Introduction
In this lab, we will perform outlier detection on a real dataset using scikit-learn. Outlier detection is the process of identifying data points that significantly differ from the majority of the data. Outliers can be caused by measurement errors, data corruption, or simply represent a rare event. Outlier detection is important in many applications, such as fraud detection, network intrusion detection, and medical diagnosis.
VM Tips
After the VM startup is done, click the top left corner to switch to the Notebook tab to access Jupyter Notebook for practice.
Sometimes, you may need to wait a few seconds for Jupyter Notebook to finish loading. The validation of operations cannot be automated because of limitations in Jupyter Notebook.
If you face issues during learning, feel free to ask Labby. Provide feedback after the session, and we will promptly resolve the problem for you.
Import libraries and load dataset
We will begin by importing the necessary libraries and loading the Wine dataset from scikit-learn. The Wine dataset contains information about different types of wine, including their chemical properties.
import numpy as np
from sklearn.covariance import EllipticEnvelope
from sklearn.svm import OneClassSVM
import matplotlib.pyplot as plt
from sklearn.datasets import load_wine
## Load dataset
X1 = load_wine()["data"][:, [1, 2]] ## two clusters
X2 = load_wine()["data"][:, [6, 9]] ## "banana"-shaped
Define classifiers and colors
We will define the outlier detection classifiers that we will use in this lab. We will also define the colors that will be used to plot the results.
## Define "classifiers" to be used
classifiers = {
"Empirical Covariance": EllipticEnvelope(support_fraction=1.0, contamination=0.25),
"Robust Covariance (Minimum Covariance Determinant)": EllipticEnvelope(
contamination=0.25
),
"OCSVM": OneClassSVM(nu=0.25, gamma=0.35),
}
colors = ["m", "g", "b"]
Outlier detection on two-dimensional data
We will perform outlier detection on the two-dimensional Wine dataset. We will use three different classifiers to detect outliers: Empirical Covariance, Robust Covariance, and One-Class SVM. We will then plot the results.
## Learn a frontier for outlier detection with several classifiers
xx1, yy1 = np.meshgrid(np.linspace(0, 6, 500), np.linspace(1, 4.5, 500))
for i, (clf_name, clf) in enumerate(classifiers.items()):
plt.figure(1)
clf.fit(X1)
Z1 = clf.decision_function(np.c_[xx1.ravel(), yy1.ravel()])
Z1 = Z1.reshape(xx1.shape)
plt.contour(
xx1, yy1, Z1, levels=[0], linewidths=2, colors=colors[i]
)
## Plot the results (= shape of the data points cloud)
plt.figure(1) ## two clusters
plt.title("Outlier detection on a real data set (wine recognition)")
plt.scatter(X1[:, 0], X1[:, 1], color="black")
plt.xlim((xx1.min(), xx1.max()))
plt.ylim((yy1.min(), yy1.max()))
plt.ylabel("ash")
plt.xlabel("malic_acid")
plt.show()
Outlier detection on complex data
We will perform outlier detection on the "banana"-shaped Wine dataset. We will use the same three classifiers as before and plot the results.
## Learn a frontier for outlier detection with several classifiers
xx2, yy2 = np.meshgrid(np.linspace(-1, 5.5, 500), np.linspace(-2.5, 19, 500))
for i, (clf_name, clf) in enumerate(classifiers.items()):
plt.figure(2)
clf.fit(X2)
Z2 = clf.decision_function(np.c_[xx2.ravel(), yy2.ravel()])
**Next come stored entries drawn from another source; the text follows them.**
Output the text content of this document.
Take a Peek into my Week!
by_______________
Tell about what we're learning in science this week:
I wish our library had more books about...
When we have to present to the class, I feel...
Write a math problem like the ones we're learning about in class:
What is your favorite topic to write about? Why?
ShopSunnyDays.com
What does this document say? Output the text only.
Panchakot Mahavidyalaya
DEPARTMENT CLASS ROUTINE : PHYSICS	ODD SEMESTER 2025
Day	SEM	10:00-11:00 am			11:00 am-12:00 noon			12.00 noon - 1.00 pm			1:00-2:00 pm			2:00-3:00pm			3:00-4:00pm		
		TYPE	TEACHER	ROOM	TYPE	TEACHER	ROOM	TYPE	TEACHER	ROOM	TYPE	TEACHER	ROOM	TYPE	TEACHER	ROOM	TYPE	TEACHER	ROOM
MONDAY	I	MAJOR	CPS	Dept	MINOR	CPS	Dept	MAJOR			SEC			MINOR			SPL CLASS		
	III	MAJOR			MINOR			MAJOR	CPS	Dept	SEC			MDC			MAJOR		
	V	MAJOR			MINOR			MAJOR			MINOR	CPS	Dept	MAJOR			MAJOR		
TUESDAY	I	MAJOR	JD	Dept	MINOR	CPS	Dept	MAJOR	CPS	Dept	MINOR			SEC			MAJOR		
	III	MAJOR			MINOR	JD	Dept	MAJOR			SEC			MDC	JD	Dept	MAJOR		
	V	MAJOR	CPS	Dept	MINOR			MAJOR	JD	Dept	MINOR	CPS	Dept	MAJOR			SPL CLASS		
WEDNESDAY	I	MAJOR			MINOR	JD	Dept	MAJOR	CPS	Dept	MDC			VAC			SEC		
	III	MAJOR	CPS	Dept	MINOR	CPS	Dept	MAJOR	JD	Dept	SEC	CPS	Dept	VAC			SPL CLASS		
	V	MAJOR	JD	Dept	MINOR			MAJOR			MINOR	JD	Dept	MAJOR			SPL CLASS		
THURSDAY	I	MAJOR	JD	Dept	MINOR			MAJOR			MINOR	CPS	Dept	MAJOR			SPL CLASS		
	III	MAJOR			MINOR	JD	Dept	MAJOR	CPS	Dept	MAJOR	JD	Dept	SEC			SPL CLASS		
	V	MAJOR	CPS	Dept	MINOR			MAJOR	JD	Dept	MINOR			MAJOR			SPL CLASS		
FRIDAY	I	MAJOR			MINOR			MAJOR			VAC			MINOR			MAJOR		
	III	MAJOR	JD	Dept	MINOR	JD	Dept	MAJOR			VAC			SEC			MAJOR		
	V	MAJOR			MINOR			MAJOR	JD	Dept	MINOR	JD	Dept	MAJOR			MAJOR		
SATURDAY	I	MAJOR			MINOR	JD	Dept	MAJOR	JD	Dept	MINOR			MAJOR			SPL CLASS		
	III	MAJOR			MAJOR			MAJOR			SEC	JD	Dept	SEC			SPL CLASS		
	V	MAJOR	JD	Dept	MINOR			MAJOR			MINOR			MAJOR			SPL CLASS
Z2 = Z2.reshape(xx2.shape)
plt.contour(
xx2, yy2, Z2, levels=[0], linewidths=2, colors=colors[i]
)
## Plot the results (= shape of the data points cloud)
plt.figure(2) ## "banana" shape
plt.title("Outlier detection on a real data set (wine recognition)")
plt.scatter(X2[:, 0], X2[:, 1], color="black")
plt.xlim((xx2.min(), xx2.max()))
plt.ylim((yy2.min(), yy2.max()))
plt.ylabel("color_intensity")
plt.xlabel("flavanoids")
plt.show()
Summary
In this lab, we performed outlier detection on two-dimensional Wine datasets using scikit-learn. We used three different classifiers to detect outliers: Empirical Covariance, Robust Covariance, and One-Class SVM. We then plotted the results to visualize the data and the detected outliers. Outlier detection is an important task in data analysis, and scikit-learn provides several tools to perform this task efficiently.